The Download Output section provides output files available to download. The primary results are the functional annotation and the structural annotation files (.gff). The functional annotation file is required input for the MAGs Generation workflow along with the assembled contigs.

MAGs Generation

Overview

This workflow classifies contigs into bins and the resulting bins are refined using the functional annotation file. The bins are evaluated for completeness and contamination. The quality of the bins is determined and a lineage is assigned to each bin of high or medium quality.

Running the Workflow

Currently, this workflow is available in GitHub and can be run from the command line. Alternatively, this workflow can be run in NMDC EDGE.

Details

For all processed metagenomes, it classifies contigs into bins. Next, the bins are refined using the functional Annotation file (GFF) from the Metagenome Annotation workflow and optional contig lineage information. The completeness of and the contamination present in the bins are evaluated bins are assigned a quality level (High Quality (HQ), Medium Quality (MQ), Low Quality (LQ)).

Running the Metagenome Assembled Genomes (MAGs) Workflow in NMDC EDGE

Select a workflow

  1. From the Metagenomics category in the left menu bar, select ‘Run a Single Workflow’.

  2. Enter a unique project name with no spaces (underscores are fine).

  3. A description is optional, but helpful.

  4. Select ‘Metagenome MAGs’ from the dropdown menu under Workflow.

Input

Metagenome MAGs requires assembled contigs, the read mapping file of reads to assembled contigs, and a functional annotation file. The recommended input would be from the NMDC assembly and annotation workflows. Acceptable file formats: assembled contigs (.fasta, .fa, or .fna); read mapping to assembly (.sam.gz or .bam); functional annotation (.gff)

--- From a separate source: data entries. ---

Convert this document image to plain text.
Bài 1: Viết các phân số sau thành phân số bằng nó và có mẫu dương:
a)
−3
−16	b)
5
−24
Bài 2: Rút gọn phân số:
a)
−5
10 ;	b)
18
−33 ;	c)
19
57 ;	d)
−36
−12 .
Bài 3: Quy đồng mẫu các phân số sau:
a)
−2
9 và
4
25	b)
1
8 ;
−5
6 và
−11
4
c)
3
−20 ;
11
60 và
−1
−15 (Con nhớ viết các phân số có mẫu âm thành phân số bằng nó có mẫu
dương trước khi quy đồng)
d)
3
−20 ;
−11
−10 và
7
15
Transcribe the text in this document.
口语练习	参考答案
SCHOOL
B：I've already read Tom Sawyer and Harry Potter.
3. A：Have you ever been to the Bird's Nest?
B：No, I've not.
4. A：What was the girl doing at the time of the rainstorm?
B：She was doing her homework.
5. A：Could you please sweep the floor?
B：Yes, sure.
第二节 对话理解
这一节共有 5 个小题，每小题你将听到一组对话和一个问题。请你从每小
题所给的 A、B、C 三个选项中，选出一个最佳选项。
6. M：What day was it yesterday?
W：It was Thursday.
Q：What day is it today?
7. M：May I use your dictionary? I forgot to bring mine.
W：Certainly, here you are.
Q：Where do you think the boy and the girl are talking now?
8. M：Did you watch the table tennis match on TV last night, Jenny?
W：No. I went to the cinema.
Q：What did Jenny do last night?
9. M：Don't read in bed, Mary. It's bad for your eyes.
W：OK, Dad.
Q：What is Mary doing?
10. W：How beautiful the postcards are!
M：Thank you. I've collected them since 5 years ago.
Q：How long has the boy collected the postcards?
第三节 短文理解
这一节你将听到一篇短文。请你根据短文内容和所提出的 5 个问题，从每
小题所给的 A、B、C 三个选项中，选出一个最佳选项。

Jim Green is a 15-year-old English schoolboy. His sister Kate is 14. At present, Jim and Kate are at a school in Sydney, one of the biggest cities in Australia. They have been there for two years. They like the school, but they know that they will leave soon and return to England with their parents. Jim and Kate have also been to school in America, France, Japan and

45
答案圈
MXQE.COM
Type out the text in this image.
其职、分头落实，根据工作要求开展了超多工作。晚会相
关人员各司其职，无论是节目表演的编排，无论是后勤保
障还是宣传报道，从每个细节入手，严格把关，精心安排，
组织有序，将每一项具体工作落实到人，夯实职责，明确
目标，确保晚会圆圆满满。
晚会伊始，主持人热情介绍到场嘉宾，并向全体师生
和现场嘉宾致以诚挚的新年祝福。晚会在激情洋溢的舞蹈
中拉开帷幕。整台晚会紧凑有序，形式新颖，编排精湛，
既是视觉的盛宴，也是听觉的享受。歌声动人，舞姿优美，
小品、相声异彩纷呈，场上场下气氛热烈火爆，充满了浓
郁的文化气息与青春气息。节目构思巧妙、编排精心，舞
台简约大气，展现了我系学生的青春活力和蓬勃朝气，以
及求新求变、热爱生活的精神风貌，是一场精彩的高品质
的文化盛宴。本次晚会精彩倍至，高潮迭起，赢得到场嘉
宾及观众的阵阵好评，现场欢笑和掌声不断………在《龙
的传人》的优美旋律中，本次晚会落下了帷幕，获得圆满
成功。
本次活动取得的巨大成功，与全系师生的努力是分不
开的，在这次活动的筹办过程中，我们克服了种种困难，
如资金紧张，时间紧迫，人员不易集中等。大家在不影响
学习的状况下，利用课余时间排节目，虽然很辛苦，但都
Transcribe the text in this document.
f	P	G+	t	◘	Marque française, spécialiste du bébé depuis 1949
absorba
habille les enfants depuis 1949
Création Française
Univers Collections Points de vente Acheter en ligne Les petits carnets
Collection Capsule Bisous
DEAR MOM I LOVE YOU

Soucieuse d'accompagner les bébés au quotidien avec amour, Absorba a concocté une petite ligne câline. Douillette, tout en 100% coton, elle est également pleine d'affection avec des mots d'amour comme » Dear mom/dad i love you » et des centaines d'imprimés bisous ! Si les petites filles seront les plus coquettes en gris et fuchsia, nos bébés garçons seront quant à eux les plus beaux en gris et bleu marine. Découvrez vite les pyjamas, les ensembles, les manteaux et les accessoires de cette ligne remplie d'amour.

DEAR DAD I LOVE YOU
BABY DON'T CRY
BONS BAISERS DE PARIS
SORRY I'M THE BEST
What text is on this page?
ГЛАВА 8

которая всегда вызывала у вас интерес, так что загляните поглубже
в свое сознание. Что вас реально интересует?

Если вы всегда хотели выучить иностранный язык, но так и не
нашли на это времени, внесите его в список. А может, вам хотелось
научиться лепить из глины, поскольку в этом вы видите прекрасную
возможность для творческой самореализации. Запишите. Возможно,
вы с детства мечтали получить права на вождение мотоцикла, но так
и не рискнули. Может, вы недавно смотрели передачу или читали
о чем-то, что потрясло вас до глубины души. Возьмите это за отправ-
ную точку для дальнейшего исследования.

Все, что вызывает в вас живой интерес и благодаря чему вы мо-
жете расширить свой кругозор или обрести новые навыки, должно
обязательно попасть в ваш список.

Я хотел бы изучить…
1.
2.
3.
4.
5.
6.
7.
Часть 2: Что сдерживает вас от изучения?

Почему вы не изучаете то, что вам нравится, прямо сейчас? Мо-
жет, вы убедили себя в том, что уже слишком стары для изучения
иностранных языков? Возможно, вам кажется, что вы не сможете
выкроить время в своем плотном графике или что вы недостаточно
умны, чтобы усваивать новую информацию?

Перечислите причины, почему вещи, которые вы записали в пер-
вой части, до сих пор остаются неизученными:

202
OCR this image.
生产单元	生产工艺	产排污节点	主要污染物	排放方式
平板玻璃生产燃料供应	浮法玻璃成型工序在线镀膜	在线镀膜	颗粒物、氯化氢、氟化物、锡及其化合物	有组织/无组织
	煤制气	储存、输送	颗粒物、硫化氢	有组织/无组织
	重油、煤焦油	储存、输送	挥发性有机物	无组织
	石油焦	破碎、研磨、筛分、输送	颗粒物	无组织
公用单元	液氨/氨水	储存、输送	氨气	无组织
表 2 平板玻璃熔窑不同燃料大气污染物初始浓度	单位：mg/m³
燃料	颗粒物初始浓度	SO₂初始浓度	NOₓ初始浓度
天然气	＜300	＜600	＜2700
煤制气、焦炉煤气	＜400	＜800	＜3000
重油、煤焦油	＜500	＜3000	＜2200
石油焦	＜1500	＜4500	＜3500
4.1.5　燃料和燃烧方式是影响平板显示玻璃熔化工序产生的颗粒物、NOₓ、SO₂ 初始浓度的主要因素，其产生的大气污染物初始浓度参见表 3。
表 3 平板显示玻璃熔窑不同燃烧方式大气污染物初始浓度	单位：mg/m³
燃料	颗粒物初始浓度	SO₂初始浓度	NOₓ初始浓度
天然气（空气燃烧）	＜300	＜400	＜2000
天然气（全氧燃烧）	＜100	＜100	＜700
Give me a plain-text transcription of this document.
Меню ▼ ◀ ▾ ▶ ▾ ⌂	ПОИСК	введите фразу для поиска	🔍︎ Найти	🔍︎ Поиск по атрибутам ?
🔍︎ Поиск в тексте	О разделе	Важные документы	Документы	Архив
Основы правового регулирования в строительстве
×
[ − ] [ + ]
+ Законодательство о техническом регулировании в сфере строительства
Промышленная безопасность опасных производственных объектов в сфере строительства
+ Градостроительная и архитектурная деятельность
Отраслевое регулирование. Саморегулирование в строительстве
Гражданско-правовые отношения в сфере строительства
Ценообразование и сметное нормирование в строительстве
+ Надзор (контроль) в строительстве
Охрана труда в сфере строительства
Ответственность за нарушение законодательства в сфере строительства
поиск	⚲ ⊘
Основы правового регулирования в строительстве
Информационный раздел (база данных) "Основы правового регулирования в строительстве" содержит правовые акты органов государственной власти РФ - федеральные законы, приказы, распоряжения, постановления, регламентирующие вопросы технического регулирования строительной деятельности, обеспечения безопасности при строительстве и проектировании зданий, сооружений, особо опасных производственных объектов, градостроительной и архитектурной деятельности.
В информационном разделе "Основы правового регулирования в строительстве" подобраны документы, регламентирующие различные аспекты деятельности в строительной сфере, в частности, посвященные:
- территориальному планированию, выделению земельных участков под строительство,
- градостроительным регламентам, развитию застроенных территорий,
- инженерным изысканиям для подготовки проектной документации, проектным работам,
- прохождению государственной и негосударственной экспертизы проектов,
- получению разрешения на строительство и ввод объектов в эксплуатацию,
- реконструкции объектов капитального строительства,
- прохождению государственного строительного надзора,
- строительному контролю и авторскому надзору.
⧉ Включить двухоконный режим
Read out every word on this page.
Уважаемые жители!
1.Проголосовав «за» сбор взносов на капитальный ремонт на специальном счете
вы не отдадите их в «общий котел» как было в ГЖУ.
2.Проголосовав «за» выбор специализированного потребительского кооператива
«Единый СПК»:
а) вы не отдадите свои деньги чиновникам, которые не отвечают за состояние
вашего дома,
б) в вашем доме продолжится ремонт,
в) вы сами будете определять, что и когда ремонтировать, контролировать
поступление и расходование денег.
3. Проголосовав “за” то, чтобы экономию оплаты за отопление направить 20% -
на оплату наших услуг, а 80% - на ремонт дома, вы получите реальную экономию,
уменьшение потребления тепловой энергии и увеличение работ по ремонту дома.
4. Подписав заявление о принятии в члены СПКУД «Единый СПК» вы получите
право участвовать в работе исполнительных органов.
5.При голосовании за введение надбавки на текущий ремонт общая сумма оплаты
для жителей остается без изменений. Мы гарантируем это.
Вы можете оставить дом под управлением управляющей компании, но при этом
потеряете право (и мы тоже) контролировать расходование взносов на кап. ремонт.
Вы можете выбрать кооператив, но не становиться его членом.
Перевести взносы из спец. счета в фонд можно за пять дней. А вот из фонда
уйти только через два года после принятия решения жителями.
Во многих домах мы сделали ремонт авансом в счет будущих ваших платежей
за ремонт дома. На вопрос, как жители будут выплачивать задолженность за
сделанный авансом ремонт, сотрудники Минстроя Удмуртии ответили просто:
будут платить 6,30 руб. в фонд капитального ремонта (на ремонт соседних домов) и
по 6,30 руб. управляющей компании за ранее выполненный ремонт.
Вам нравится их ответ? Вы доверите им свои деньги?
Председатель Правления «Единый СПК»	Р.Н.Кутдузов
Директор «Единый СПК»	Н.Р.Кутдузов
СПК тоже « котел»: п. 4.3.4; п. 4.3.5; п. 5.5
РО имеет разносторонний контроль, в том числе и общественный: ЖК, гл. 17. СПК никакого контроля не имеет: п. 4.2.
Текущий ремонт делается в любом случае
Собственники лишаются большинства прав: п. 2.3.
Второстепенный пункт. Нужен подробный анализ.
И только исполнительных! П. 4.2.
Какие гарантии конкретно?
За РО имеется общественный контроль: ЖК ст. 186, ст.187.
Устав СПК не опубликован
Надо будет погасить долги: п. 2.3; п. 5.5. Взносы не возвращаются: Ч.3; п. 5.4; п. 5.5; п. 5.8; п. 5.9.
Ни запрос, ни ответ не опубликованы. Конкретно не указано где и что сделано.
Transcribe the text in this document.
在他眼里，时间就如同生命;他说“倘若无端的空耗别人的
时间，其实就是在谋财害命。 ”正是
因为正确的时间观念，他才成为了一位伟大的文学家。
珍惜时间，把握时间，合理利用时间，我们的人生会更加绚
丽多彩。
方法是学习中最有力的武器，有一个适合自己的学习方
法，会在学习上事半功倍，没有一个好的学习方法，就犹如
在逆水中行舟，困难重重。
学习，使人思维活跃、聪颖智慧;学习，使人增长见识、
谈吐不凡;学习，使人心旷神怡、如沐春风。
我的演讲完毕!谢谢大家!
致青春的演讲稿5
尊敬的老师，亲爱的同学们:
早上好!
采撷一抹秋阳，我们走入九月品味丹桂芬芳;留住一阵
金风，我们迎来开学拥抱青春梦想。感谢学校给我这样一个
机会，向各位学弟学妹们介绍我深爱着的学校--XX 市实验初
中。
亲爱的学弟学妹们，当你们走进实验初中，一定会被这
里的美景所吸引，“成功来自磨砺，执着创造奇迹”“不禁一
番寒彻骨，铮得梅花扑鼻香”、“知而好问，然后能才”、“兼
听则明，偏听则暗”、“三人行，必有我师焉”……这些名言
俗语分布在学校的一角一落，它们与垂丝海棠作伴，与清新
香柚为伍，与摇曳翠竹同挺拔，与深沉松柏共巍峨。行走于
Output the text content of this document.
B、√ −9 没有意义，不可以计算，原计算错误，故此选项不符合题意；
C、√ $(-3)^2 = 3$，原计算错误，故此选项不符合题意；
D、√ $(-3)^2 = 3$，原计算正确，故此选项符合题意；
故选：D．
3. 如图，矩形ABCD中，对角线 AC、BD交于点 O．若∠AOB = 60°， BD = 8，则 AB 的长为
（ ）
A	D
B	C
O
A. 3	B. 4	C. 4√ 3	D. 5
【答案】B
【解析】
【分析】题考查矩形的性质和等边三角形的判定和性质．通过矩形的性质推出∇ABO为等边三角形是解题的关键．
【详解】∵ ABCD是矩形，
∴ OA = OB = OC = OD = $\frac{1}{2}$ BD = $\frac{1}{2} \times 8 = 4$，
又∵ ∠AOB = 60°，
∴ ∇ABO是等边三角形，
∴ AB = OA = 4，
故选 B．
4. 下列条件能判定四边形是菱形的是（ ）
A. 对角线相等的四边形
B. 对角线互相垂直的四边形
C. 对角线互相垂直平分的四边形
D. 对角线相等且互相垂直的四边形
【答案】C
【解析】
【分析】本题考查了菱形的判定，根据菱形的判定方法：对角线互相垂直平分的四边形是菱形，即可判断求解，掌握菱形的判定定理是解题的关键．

  1. Click the button to the right of the blank for the Input Contig File. A box called ‘Select a File’ will open to allow the user to find the desired file from a previously run assembly project, the public data folder, or a file uploaded by the user.

  2. Click the button to the right of the blank for the Input Sam/Bam File. A box called ‘Select a File’ will open to allow the user to find the read mapping file from a previously run assembly project, the public data folder, or a file uploaded by the user.

  3. Click the button to the right of the blank for the Input GFF File. A box called ‘Select a File’ will open to allow the user to find the desired file(s) from a previously run annotation project, the public data folder, or a file uploaded by the user.

  4. Then click ‘Submit’.

Output

The General section of the output shows which workflow was run and the run time information.

The Metagenome MAGs Result section provides a Summary section with information on binned and unbinned contigs. The MAGs section provides information such as the completeness of the genome, amount of contamination, and number of genes present on all bins determined to be high quality or medium quality.

The Download Output section provides output files available to download. The primary output file is the zipped file with all bins determined to be high quality or medium quality (hqmq.zip).